To find out for sure, though, he calls a number in Australia—collect—and … hijinks ensure. Mind blown even more because this was the inciting event on a Simpsons episode , and everybody knows cartoons are never wrong. So there is indeed a Coriolis effect , and we see it on grand scales -- hurricanes in different hemispheres tend to rotate in different directions, because the underlying Earth is spinning, and the effect is exaggerated as you move farther from the equator.

Fraser explains:. On the scale of hurricanes and large mid-latitude storms, the Coriolis force causes the air to rotate around a low pressure center in a cyclonic direction. Indeed, the term cyclonic not only means that the fluid air or water rotates in the same direction as the underlying Earth, but also that the rotation of the fluid is due to the rotation of the Earth.

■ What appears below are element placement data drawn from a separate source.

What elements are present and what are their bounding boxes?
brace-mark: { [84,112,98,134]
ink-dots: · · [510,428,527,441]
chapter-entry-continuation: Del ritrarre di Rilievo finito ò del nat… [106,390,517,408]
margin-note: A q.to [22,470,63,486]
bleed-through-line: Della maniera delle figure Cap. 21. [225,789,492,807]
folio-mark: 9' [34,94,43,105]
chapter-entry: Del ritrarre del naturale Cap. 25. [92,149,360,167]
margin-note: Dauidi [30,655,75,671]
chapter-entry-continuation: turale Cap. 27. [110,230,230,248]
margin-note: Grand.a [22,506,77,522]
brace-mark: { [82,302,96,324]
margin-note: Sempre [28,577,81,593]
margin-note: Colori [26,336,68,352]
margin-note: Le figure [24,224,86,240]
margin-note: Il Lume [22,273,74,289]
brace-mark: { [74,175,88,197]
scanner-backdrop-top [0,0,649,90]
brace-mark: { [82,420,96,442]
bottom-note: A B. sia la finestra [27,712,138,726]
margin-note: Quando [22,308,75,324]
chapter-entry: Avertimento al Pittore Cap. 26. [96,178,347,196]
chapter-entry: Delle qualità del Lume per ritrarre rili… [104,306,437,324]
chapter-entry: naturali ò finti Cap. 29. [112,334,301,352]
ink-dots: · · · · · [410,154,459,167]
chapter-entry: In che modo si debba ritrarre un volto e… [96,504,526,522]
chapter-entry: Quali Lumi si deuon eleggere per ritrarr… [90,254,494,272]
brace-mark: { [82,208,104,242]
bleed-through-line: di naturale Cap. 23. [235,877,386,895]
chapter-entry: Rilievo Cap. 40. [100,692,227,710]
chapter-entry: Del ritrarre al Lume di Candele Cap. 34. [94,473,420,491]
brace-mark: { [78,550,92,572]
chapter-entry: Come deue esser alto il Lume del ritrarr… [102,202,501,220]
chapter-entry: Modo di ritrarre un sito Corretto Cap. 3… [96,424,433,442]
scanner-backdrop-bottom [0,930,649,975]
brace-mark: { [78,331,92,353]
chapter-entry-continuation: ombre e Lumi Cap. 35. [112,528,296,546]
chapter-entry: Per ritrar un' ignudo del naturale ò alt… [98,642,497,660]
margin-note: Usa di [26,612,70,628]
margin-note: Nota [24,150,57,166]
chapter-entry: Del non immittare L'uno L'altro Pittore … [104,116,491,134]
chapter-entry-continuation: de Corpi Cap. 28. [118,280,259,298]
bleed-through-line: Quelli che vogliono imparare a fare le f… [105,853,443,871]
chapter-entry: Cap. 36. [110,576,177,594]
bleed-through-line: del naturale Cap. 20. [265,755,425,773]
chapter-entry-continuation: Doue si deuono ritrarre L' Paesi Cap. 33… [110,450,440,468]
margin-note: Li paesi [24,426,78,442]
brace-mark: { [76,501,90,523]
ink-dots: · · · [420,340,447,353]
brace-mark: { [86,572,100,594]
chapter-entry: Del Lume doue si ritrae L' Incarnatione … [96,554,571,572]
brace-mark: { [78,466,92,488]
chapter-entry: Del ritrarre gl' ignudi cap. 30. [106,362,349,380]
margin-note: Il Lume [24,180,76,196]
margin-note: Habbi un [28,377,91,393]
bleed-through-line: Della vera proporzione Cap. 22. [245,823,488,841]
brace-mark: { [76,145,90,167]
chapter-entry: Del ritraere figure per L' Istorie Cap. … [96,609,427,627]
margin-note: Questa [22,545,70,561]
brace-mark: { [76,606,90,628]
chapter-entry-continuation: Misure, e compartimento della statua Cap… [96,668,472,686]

Thus, the air flowing around a hurricane spins counter-clockwise in the northern hemisphere, and clockwise in the southern hemisphere as does the Earth, itself.

In both hemispheres, this rotation is deemed cyclonic. If the Earth did not rotate, the air would flow directly in towards the low pressure center, but on a spinning Earth, the Coriolis force causes that air to be deviated with the result that it travels around the low pressure center.

So it works on large scales. But on small scales like in your toilet, sink, or bucket , the rotation of the Earth itself at a decidedly pokey rate of one rotation per day is much weaker than other forces -- like the force of water jets in a toilet, or the force of water hitting slopes in a sink. In tracking down where this drain-direction myth originated and how it got so firmly lodged in the heads of people like me, many sources discuss the otherwise awesome Michael Palin documentary Pole to Pole , in which Palin visits the equator in Kenya and observes a tourist trap in which a man "demonstrates" via fakery the draining of water in different ways on the equator itself, and just north and south of it.

Palin doesn't point out that it's fake. I remember seeing this documentary when it came out, and it may be where I picked up the notion -- it seems like such an appealing demonstration of science, such an "ah-ha! We're all tiny ants on a huge spinning globe! What wonders! Sadly, it's BS.